This one doesn't warrant much discussion:

Problem 16:
What is the sum of the digits of the number 2^1000?

problem15 = sum . digits (2^1000) where
    digits n = map (\x -> read [x] :: Int) $ show n

Now for a much more interesting problem (deja vu?):

Problem 18:
Find the route from top to bottom with the largest sum in the triangle below:
   75
95 64
...

The triangle has 15 rows, so it's not unreasonable to simply brute force it. We could go about this by recursively asking a node in the triangle for the greater of its two child routes, e.g. a function like this:

maxRoute node
    | noChildren node = node
    | otherwise       = node + max (maxRoute leftChild) (maxRoute rightChild)

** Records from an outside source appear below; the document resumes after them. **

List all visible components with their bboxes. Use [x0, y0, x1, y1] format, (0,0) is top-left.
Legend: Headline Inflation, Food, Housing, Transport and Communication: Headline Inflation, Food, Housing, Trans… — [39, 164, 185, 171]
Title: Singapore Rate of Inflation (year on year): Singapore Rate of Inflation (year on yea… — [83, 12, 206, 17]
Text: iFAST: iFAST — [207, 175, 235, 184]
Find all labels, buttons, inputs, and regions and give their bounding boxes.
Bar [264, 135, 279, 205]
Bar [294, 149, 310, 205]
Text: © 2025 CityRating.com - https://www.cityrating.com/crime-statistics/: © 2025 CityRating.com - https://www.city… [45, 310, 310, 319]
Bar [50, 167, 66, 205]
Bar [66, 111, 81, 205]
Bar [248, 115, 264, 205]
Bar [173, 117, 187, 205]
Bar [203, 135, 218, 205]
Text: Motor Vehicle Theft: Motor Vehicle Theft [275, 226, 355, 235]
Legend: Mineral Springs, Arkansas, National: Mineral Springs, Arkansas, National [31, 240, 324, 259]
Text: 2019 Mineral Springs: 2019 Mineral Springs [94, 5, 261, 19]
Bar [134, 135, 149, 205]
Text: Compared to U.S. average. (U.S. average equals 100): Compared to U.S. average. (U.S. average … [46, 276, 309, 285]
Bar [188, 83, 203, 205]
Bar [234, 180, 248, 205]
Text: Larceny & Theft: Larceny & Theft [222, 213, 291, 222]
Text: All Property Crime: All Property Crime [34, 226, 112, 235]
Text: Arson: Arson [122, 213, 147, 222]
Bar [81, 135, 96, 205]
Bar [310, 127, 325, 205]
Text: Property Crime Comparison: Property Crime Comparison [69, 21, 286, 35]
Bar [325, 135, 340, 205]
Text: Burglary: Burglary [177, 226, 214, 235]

Unfortunately, we can't just pass a simple number to maxRoute, because there would be no way of determining what leftChild and rightChild are. I'm sure we could accomplish it using some sort of custom-defined type, but I haven't read up on defining custom types in Haskell. Instead, we'll just pass a pair of coordinates, which we can use to lookup the value in our triangle data structure (which will be a simple two-dimensional list):

maxRoute row col
    | row == 14 = tri !! row !! col
    | otherwise = tri !! row !! col + max left right where
        left  = maxRoute (row + 1) col
        right = maxRoute (row + 1) (col + 1)
    tri = [[75],
           [95,64],
           [17,47,82],
           ...

Then a simple problem18 = maxRoute 0 0 will compute the answer.

A more sophisticated approach would be to go "bottom up" instead of "top down," as in the brute force strategy. Starting at the bottom of the triangle, we reduce each parent-left-right set with parent = parent + max left right. Then we can simply fold this operation upwards until we reach the top of the triangle, at which point we'll have our answer.
This algorithm winds up looking a bit more complex, mainly because now we're processing two whole rows at a time instead of just three nodes. That means we'll be using zipWith3, which works as you might expect. The function we'll be zipping with is exactly what we described above, and the list arguments will be the parent row, the child row, and the child row with an offset of 1 (via tail).

problem18 = head $ foldr1 maxRow tri where
    maxRow pRow cRow = zipWith3 reduce pRow cRow (tail cRow)
    reduce parent left right = parent + max left right
    tri = [[75],
           [95,64],
           [17,47,82],
           ...

Note that we have to use foldr instead of the usual foldl since we're starting at the bottom.

Let's finish off this post with another easy one:

Problem 20:
Find the sum of the digits in the number 100!

This is as easy as:

problem20 = sum . digits $ factorial 100

...except that we haven't defined a factorial function yet. In an earlier post, we covered a few methods of implementing a factorial function in Perl. As it turns out, it's even more fun in Haskell (in fact, there's an entire web page devoted to it). Let's cover just a few:

fac 0 = 1
fac n = n * fac (n - 1)

fac n = product [1..n] -- essentially syntactic sugar for:
fac n = foldl1 (*) [1..n]

facs = scanl (*) 1 [1..]
fac n = facs !! n

Efficiency-wise, it doesn't make much difference which implementation you choose, but if you're going to computing lots of values, the memoized version (that last one) is probably your best bet. Memoization means that before carrying out the factorial computation, we first check to see if we already know the answer. Then we can just use that instead of recalculating it from scratch. In most languages, a memoized implementation of factorial will be quite a bit more verbose, but it comes almost for free in Haskell because of the lazy nature of infinite lists. fac is just looking up a value in facs, and when we ask facs for an entry it hasn't calculated yet, it carries out the necessary computation. So asking for fac 10000 might take a bit, but after that you'll be able to look up any factorial under 10000 almost instantly. Pretty cool!